Pembahasan tentang Hak Asasi Manusia di pelatihan tahunan Kalabahu angkatan ke-39 LBH Jakarta diperdalam dengan pembahasan Pengantar Hak Sipil dan Politik (16/04). Sesi ini di fasilitasi oleh Papang Hidayat, dari Amnesty Internasional Indonesia. Sesi ini diawali dengan pre-test untuk melihat perspektif awal peserta terkait dengan isu-isu kontradikitif terkait hak sipil dan politik.
Papang menjelaskan bahwa hak sipil termasuk hak-hak yang melekat pada diri seseorang, yang tidak boleh dirampas dan dilanggar secara semena-mena oleh pihak lain, baik itu oleh negara, organisasi sosial, atau individu lainnya. Sedangkan hak politik adalah hak-hak yang melekat pada diri seseorang untuk berpartisipasi dalam kegiatan-kegiatan sosial (politik) dalam konteks ketatanegaraan atau pemerintahan.
Hak sipil dan politik secara umum diatur dalam Kovenan Internasional Hak Sipil dan Politik (ICCPR). Secara khusus juga diatur dalam berbagai instrumen HAM Internasional.
“Jenis-jenis hak sipil dan politik meliputi hak hidup, hak atas peradilan yang adil dan jujur, hak untuk tidak disiksa, hak memeluk agama dan/atau keyakinan, hak meyakini paham politik tertentu, dan sebagainya,” jelas Papang.
Tugas negara dalam pemenuhan hak sipil dan politik sebenarnya sebagaimana tugas negara terhadap hak asasi manusia itu sendiri, yakni untuk memenuhi, menghormati dan melindungi hak asasi tiap-tiap manusia. Namun, untuk melakukan tugas tersebut pada hak sipil dan politik, dimensi hak bersifat negatif.
“Yang dimaksud dengan dimensi hak bersifat negatif adalah pemenuhannya terjadi bila negara tidak melakukan intervensi (pelanggaran) terhadap hak sipil dan politik seseorang. Dengan kata lain makin minim peran negara dalam pengaturan hak ini, maka tugas negara terhadap hak sipil dan politik justru makin baik,” tegas Papang.
Dimensi hak yang bersifat negatif pada hak sipil dan politik ini, nampaknya belum dipahami oleh negara secara utuh. Hal tersebut dapat dilihat dari berbagai aturan yang justru menunjukan intervensi negara dalam pengaturan hak sipil dan politik.

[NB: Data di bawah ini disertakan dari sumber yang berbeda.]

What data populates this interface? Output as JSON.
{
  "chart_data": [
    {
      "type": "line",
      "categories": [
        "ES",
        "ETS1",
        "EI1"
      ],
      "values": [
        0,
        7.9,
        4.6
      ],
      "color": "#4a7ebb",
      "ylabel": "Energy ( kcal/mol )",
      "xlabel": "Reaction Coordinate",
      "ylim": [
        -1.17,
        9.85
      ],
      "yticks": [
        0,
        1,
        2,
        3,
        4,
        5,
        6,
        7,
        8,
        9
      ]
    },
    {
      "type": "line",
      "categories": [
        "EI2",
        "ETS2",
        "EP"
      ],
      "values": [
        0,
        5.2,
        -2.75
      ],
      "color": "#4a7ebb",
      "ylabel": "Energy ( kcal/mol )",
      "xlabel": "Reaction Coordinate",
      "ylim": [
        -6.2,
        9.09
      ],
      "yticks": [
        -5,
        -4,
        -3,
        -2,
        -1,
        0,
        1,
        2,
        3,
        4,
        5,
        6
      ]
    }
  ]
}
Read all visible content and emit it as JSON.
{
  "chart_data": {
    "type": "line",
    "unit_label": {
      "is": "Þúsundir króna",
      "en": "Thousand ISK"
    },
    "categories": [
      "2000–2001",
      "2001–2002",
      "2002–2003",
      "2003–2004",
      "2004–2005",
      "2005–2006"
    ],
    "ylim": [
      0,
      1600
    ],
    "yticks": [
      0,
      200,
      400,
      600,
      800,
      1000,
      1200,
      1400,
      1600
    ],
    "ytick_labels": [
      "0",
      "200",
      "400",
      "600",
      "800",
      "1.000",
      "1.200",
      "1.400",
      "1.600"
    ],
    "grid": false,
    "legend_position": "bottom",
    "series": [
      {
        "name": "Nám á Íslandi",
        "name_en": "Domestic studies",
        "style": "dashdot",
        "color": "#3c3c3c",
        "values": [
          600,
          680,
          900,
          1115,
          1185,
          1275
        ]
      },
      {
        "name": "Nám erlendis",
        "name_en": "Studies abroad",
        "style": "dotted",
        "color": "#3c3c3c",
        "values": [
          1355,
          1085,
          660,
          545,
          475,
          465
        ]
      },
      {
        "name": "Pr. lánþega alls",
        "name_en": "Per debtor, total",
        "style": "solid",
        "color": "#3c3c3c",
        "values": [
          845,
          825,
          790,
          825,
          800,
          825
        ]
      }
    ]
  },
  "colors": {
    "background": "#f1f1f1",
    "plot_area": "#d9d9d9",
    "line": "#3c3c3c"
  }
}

RUU KUHP dengan banyaknya pasal pidana keagamaan dan pasal-pasal yang dapat mengkriminalisasi kelompok tertentu. Kelompok minoritas gender contohnya, yang kehadirannya seolah tak diinginkan negara dalam hak sipil dan politik. Hal lain yang menunjukan ‘keusilan’ negara dalam mengatur hal yang tak seharusnya diatur adalah hukuman mati. Hal tersebut seharusnya tidak dilakukan oleh negara karena memperlihatkan sikap negara yang tidak menghargai manusia sebagai manusia. Negara lupa bahwa tidak seorang-pun dapat dirampas hak-nya untuk hidup atas dalil apapun.
Disisi lain, negara justru malah menjadi pelanggar hak sipil dan politik itu sendiri secara pasif. Hal ini dilakukan dalam berbagai bentuk, seperti kesengajaan negara untuk abai terhadap pemulihan hak korban dan keluarga korban pelanggaran HAM masa lalu, ketidaktegasan negara terhadap pelaku penutupan rumah-rumah ibadah dan penegakan hukum terhadap aparatur negara pelaku penyiksaan.
“Berdasarkan hal ini maka dapat dilihat logika terbalik negara terhadap tanggung jawabnya atas hak sipil dan politik. Dimana harusnya negara tidak hadir, negara justru hadir dan menimbulkan pelanggaran hak asasi manusia, sedangkan penegakan hukum bagi pelaku pelanggaran hak asasi manusia tak dilakukan oleh negara. Hal ini menunjukan bahwa hadirnya negara dalam hak sipil dan politik justru malah menimbulkan pelanggaran hak asasi manusia,” tutup Papang. (Jeanny)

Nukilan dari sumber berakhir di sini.